In the years of development from 2003 to 2007, Apple cranked out at least 40 different prototypes for the iPhone and iPad, many of which look only slightly different than the models that make it to market. Stringer brought pictures — see a collection of them at The Verge — and even examples of the prototypes to court, explaining how they would sometimes change just a single detail on a device to create a new iteration. “We are a pretty maniacal group of people,” Stringer said. “The size, the length, the width, the height — every single detail is crafted.”

Stringer didn’t hold back when asked about lookalikes. “We’ve been ripped off,” he declared, pointing to Samsung as one of the worst. “It’s a huge leap in imagination to come up with something new,” Stringer said. “That’s what we did.” But Samsung’s lawyers thought differently. In cross examination, Samsung counsel Charles Verhoeven pointed out how Apple’s design team would use lists of specs and design summaries from competitors products to guide their process along. As evidence, he produced an email from Stringer in 2011 requesting a list of all the competing tablets ahead of a brainstorming session. Stringer defended himself by explaining that the goal of the session was to survey the marketplace, not borrow others’ ideas.

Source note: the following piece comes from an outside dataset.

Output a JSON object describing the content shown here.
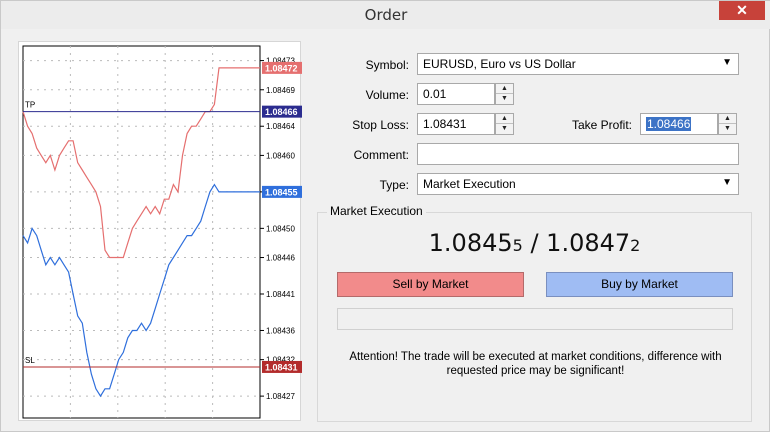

For the 15 or 16 people on Apple’s design team, the ultimate mission is clear. “Our job is to imagine products that don’t exist and guide the process that brings them to life,” Stringer explained. “We have our lives all around the products.” Obviously, these things need to be pretty, and when they land on the right look, it’s obvious. “It was the most beautiful of our designs,” String said of the final iPhone design. "When we realized what we got, we knew."